This afternoon I gave a talk at the IGILUC Conference on pre-operative chemoradiation therapy for pancreatic cancer. I was trying to impress upon the audience that there is a role for chemoradiation in pancreatic cancer and the magnitude of benefit is more as one goes from clearly resectable patients to potentially resectable to borderline resectable patients. As one goes along that continuum the magnitude of benefit from chemoradiation is higher and it stems from a number of factors. First, the intent is to see if we can convert some of these borderline resectable patients into clearly better resectable patients by getting a cleaner resection margin by giving them chemoradiation. The second is that we use this chemoradiation time as a way of enriching for patients who truly have localised disease and don’t have metastatic disease. So if they had some metastatic disease to begin with that wasn’t evident on the best imaging that we had, during the chemoradiation if that disease declares itself then you’ve precluded or you’ve spared them the need for a big surgery where there’s no benefit from the surgery.
We also talked about how, in the pre-operative setting, you’re treating a tumour that’s well oxygenated and more sensitive to radiation. The likelihood that you can downstage these tumours the greater chance that you get a resection margin that’s negative by giving pre-operative treatment. Using this stress tester chemoradiation to see if patients are going to respond and not wither away because their performance status deteriorates and then backload instead of frontloading the most complicated part of treatment, the surgery. Backload it after the chemoradiation in the subset of patients who can tolerate the chemoradiation and are likely to declare themselves as truly localised and not have metastatic disease pop up.
We went through the ways of doing this and I also talked about trying to give a slightly higher dose to the tumour, possibly to the vascular margin, to increase the likelihood of getting a clean resection margin. We chatted a little bit about trying to not ding the spleen, if you will, and reduce the lymphocyte count because that has been shown to correlate with poor outcomes in pancreatic cancer. Just by aiming beams away from the spleen or using IMRT or stereotactic radiation one can reduce the likelihood of hitting the spleen and thereby reduce the likelihood of lymphopenia. That was the gist of what I spoke about.
What does the future look like in this area?
There is increasing awareness about the benefit of pre-operative chemoradiation. There’s increasing acceptance in the community that this is a logical treatment approach. There has always been some anxiety about leaving the tumour in the body while doing chemoradiation but more and more people recognise that this is a way to get the highest likelihood of not leaving behind tumour at the time of surgery because if you left behind tumour at the time of surgery it’s as good as not having done the surgery. So it’s a huge disservice that you do to the patient by going to the OR and leaving behind a positive margin. So by doing this hopefully we will reduce that likelihood.
We also mentioned that that doesn’t lead to increased risk of anastomotic leaks or fistulas or cysts developing because the complication rate is lower when you give chemoradiation before surgery than if you went straight to surgery.

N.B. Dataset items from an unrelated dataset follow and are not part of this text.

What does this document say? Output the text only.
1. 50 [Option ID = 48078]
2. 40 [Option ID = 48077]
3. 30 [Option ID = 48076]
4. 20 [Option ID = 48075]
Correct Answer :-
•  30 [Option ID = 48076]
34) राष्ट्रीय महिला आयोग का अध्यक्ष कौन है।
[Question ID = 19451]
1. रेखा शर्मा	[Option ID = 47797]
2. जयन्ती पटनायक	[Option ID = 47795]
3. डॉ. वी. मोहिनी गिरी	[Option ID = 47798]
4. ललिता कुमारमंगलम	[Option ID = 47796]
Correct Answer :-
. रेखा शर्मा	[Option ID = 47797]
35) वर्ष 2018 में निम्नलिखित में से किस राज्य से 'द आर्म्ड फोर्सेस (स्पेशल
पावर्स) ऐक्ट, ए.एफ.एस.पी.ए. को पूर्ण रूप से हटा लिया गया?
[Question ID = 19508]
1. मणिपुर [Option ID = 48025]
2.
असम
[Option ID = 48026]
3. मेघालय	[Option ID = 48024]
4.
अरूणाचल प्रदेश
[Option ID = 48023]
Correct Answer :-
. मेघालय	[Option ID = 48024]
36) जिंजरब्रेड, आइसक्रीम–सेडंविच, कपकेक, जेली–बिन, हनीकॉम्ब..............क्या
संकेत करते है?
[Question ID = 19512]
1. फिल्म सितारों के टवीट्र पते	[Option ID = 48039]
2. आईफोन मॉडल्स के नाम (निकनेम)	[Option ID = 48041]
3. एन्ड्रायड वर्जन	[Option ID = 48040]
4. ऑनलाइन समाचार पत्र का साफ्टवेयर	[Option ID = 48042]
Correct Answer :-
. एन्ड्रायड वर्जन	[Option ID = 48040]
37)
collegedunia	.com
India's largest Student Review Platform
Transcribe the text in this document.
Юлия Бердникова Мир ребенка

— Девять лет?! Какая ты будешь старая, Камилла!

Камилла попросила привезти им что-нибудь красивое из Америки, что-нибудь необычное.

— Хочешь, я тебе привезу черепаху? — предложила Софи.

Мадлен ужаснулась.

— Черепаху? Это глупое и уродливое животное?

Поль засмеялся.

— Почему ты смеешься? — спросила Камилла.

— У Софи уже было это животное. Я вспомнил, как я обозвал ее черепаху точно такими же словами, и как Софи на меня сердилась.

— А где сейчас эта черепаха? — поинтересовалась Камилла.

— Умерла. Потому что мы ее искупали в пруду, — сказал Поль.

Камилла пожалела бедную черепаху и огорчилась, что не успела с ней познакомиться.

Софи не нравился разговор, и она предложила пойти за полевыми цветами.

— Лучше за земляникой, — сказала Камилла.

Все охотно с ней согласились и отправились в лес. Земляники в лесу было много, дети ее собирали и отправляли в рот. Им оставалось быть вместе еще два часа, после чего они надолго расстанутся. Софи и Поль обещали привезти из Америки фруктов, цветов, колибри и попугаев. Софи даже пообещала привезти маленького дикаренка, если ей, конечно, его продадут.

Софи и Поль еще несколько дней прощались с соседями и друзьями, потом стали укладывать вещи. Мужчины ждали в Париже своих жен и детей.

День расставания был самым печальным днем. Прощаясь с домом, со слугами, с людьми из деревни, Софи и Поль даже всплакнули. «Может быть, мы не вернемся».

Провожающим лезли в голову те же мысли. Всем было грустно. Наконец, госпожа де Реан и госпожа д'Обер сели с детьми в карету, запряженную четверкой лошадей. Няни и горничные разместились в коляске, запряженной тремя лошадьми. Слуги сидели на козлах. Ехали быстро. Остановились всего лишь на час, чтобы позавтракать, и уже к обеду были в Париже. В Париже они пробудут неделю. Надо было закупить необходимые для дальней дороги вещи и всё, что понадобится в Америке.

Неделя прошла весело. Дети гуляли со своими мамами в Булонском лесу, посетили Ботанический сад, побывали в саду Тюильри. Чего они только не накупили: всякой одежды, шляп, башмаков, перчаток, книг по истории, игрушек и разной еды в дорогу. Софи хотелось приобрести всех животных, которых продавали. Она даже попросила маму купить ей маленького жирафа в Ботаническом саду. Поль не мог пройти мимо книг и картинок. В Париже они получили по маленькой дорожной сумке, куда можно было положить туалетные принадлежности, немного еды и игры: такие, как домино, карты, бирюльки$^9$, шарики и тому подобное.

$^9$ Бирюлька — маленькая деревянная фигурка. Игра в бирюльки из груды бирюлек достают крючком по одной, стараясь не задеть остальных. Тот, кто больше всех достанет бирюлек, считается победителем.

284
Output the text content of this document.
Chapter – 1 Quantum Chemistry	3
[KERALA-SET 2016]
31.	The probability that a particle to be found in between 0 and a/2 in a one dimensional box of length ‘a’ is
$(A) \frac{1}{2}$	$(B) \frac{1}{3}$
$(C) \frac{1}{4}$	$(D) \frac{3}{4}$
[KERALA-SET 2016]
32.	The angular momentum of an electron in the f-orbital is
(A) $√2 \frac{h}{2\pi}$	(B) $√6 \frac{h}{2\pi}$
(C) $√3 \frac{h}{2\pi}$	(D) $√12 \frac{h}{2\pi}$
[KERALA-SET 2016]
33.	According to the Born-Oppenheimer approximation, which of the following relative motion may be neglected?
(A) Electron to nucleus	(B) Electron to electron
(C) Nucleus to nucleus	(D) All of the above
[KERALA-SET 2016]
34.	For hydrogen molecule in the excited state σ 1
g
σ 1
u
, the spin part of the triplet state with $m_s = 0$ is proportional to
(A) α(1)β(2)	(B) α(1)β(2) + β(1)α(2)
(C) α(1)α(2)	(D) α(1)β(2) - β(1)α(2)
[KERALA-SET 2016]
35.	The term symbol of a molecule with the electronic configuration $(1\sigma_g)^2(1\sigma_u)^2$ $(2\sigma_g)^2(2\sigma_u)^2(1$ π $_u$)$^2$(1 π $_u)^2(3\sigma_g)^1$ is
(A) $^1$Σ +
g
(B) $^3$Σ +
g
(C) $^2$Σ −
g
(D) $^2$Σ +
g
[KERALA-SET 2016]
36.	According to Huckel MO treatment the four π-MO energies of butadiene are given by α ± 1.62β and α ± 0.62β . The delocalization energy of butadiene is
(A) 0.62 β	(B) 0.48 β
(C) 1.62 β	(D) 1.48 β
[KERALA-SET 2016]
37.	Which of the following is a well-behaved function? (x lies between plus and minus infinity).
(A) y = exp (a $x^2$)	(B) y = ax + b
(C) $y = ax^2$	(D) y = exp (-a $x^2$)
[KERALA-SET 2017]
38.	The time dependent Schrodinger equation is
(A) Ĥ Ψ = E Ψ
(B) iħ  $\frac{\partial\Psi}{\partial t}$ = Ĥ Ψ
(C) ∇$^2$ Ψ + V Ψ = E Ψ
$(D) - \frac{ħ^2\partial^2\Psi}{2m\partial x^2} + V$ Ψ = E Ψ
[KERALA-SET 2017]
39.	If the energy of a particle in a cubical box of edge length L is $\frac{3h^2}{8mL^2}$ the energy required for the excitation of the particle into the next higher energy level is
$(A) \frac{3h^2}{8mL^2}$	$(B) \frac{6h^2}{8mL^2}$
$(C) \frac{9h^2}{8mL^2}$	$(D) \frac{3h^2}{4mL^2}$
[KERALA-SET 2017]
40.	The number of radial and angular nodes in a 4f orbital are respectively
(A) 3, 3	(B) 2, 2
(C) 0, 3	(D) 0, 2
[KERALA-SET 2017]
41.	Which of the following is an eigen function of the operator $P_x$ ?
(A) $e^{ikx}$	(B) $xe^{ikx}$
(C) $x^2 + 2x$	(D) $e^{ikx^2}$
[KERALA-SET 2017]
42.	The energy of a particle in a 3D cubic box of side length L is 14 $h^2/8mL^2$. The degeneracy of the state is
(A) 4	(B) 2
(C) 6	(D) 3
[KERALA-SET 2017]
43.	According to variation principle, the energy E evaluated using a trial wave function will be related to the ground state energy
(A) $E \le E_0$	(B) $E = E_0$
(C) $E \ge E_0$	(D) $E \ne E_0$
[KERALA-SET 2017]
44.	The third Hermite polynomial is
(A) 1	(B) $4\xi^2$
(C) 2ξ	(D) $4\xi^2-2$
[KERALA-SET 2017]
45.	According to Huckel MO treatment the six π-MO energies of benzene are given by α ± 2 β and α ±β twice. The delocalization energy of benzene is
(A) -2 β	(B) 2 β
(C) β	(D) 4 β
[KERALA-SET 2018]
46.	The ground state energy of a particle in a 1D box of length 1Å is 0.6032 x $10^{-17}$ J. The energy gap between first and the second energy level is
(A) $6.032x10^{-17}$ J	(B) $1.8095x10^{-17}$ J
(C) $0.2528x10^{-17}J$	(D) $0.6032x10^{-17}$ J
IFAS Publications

So there will be greater and greater adoption of this as more of a standard of care approach for clearly borderline resectable patients and maybe some potentially resectable patients as well. There’s an ongoing study that’s looking at SBRT in this setting where patients get chemotherapy followed by surgery or chemotherapy followed by SBRT and then surgery. This is an ALLIANCE trial which has accrued most of the patients that they need to accrue so we should be hearing soon as to what that showed in terms of benefit of radiation.
This is an ideal cohort or an ideal setting in which we can test new strategies because you have a biopsy before treatment, you have the surgical sample and you have this intervening time when you can do chemo, chemoradiation and look for some changes that you’d like to achieve either with a new biologic or some additional therapy. You have pre and post tissue accessible which is not easy in pancreatic cancer to attain. So this is probably the way we will be going in the future. In our experience, if we take about a hundred patients with borderline resectable pancreatic cancer, subject them to chemoradiation, in the old days 40% of them would go to surgery, in the more recent updates it’s more than 60% of patients who can go to surgery. Whenever they go to surgery the likelihood of negative margin is 94% so it’s a very high chance that we’re selecting the right subset of patients to go to surgery and we don’t leave them with a positive margin.
If one were to push the envelope a little further one could take more of these patients, a slightly higher risk of leaving behind a positive margin, but the impact of that potential positive margin may not be as bad as having a positive margin right at the time of surgery because these are cells that are still there in the surgical specimen but maybe they are on their way to dying and responding to treatment, you just went in and took the tumour out a week too early or two weeks too early. So there’s still the chance that we can move the needle further by taking more patients to surgery with this approach. So there’s lots of room for excitement.